Zaczęliśmy od oceny powierzchni terenu, na którym zgromadzili się uczestnicy. Obliczyliśmy przybliżoną liczbę osób na metr kwadratowy, a następnie pomnożyliśmy ją przez całą powierzchnię zajętą przez tłum. Wzięliśmy także pod uwagę rotację – niektórzy ludzie przychodzili na krótko, inni zostawali przez kilka godzin. Dzięki temu mogliśmy oszacować, ilu uczestników przewinęło się przez wydarzenie w ciągu całego dnia.
Dodatkowo uwzględniliśmy dane z mediów społecznościowych.
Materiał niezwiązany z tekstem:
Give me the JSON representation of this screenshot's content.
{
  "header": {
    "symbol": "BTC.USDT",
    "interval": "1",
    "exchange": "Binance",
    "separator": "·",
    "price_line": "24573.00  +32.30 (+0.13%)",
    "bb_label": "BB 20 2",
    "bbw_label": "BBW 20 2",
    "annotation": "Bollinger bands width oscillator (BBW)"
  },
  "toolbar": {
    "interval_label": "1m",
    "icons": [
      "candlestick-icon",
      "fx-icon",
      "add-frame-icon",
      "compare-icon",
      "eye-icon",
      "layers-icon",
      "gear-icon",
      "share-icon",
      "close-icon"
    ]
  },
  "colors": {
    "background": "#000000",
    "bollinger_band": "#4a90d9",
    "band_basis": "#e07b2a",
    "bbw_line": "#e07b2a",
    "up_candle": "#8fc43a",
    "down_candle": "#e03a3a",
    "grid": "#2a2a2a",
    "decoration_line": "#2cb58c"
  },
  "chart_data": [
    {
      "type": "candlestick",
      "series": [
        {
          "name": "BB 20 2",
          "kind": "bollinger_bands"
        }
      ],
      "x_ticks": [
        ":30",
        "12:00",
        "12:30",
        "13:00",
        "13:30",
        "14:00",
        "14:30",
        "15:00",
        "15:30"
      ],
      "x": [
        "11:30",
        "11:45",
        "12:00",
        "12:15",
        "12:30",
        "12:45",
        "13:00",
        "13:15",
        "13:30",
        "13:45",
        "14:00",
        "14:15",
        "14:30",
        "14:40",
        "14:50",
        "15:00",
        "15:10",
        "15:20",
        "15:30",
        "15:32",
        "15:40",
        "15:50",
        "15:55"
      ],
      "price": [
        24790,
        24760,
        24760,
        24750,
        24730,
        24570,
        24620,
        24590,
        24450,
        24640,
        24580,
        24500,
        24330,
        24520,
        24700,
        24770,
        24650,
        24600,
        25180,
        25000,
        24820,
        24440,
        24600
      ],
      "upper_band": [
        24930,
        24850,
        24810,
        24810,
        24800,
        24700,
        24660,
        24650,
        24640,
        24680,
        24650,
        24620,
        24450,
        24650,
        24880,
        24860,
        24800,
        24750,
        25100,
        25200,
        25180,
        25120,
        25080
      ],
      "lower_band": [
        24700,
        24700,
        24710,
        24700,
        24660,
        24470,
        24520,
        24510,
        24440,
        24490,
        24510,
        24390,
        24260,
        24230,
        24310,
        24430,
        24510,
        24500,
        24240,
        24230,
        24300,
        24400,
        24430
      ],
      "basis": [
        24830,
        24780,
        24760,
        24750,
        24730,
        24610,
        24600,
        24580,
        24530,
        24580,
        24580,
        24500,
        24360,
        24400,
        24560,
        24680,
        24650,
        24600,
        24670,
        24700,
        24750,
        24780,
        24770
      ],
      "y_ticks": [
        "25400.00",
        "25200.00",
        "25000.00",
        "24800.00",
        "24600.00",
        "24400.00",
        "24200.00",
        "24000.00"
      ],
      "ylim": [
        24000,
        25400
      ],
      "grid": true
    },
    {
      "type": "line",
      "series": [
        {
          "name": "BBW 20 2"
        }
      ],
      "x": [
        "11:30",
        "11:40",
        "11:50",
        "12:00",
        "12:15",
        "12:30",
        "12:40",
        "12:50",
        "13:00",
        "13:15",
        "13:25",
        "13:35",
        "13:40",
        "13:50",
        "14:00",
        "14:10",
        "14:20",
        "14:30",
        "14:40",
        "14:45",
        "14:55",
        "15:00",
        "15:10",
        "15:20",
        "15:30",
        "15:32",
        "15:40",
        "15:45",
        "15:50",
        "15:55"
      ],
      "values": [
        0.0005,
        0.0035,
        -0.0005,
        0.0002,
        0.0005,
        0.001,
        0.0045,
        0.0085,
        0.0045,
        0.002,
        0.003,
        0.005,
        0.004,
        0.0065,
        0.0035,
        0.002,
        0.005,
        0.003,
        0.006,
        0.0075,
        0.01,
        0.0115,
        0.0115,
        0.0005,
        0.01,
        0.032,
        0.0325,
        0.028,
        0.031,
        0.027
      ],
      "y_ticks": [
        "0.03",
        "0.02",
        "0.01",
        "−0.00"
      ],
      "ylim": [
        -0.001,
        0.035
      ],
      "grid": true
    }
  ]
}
Sprawdziliśmy liczbę oznaczeń miejsca, relacji na żywo oraz zdjęć i filmów, które zostały opublikowane przez uczestników. W wielu przypadkach oznaczano swoich znajomych, co pomogło nam stworzyć bardziej kompletny obraz sytuacji.
Szacunki wskazują, że w wydarzeniu mogło uczestniczyć od 4 do 5 tysięcy osób. To znacznie więcej, niż spodziewali się organizatorzy, co świadczy o dużym zainteresowaniu i zaangażowaniu społeczności. Taka liczba uczestników niesie za sobą zarówno dumę, jak i wyzwania – organizacyjne, logistyczne oraz bezpieczeństwa. Wnioski z tego wydarzenia na pewno posłużą do lepszego przygotowania kolejnych edycji.
Daj znać, jeśli chcesz, bym uwzględnił konkretny kontekst, np. koncert, protest, festyn lub inne wydarzenie.